Kapalbhati Pranayama Step by Step -by Subodh Gupta
Kapal in Sanskrit means FOREHEAD, and Bhati in Sanskrit means SHINING. Practicing Kapalbhati on regular basis leads to shining face with inner radiance. Kapalbhati is highly energizing abdominal breathing exercise.Please note: I have noticed some of the prominent yoga gurus in India prescribing kapalabhati pranayama exercise for even half an hour which is absolutely not needed & could be even dangerous in case of high blood pressure, hernia, etc.
What we do in Kapalbhati Pranayama
In Kapalabhati we do quick exhalation and natural inhalation. Normally exhalation takes one fourth of the time of inhalation. Quick exhalation and natural inhalation follow each other.
How to do Kapalbhati Pranayama
Step 1) Sit in comfortable crossed leg position with Back straight. Hands resting on knees in either chin or gyana mudra. Face to be relaxed.
Step 2) Inhale deeply through both nostril, expanding abdomen and exhale with the forceful contraction of abdominal muscles. (Pull the abdomen in by quickly contracting the abdominal muscles and exhale through the nose). The air is pushed out of lungs by contraction of the diaphragm.
Step 3) After exhalation again inhalation but inhalation should not involve any effort. To inhale just relax and the lungs will automatically expand and filled with air. One can begin with 15 respiration. After completing 15 quick exhalation and natural inhalation, inhale and exhale deeply. This is one round.One can start the practice of Kapalbhati pranayama with 3 such rounds for practice.
Benefits of Kapalabhati
1) Kapalabhati cleanses the lungs and entire respiratory system.

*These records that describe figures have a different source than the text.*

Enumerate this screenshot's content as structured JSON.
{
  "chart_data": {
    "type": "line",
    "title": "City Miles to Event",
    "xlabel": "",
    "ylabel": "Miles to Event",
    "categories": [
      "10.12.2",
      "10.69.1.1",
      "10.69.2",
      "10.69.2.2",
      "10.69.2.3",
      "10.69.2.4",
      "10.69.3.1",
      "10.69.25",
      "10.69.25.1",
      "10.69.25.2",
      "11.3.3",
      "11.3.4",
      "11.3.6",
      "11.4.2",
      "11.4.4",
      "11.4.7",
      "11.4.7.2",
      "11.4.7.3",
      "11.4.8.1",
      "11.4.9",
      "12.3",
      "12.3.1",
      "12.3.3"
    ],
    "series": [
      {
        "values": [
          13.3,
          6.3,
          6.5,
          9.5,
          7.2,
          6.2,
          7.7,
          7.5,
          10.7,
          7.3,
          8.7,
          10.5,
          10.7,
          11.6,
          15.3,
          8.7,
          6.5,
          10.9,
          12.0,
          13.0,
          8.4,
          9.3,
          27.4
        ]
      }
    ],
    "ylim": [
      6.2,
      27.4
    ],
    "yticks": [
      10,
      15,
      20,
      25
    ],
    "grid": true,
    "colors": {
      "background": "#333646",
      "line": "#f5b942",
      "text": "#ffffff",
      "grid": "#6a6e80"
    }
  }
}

2) The blood is purified and body gets an increased supply of oxygen to all cells.
3) Digestion is improved.
4) Abdominal muscles are strengthened.
5) Prepare the mind for meditation.
6) Energize the mind for mental work.
Kapalbhati should not be practiced by those
a) Suffering from heart disease
b) High blood pressure
d) Should never be practiced when an asthmatic attack is in progress.
e) If pain or dizziness is experienced, it is preferable to stop the practice till the sensation has passed. Practiced can be restarted with less force.
f) Quick exhalation should be comfortable to oneself. i.e. quick exhalation should not be too forceful.
1) The abdomen is contracted while inhaling.
2) Shoulders are contracted to push the air out when exhaling.
3) Back and shoulders move during exercise.
Point to Note:
a) Exercise should not be done if you are feeling uncomfortable at any time during the exercise.
b) Rapid breathing used in this technique should be from the abdomen and not from the chest.
c) Kapalbhati should be practiced on an empty stomach only.
d) Ideally Kapalbhati should be practiced after the asanas or hatha yoga and Relaxation (at least 10 minutes) and before meditation
e) Chest should not move very much.
(f) It is always good and advisable that this exercise should be learned under the supervision of a yoga teacher after discussion with him about your health.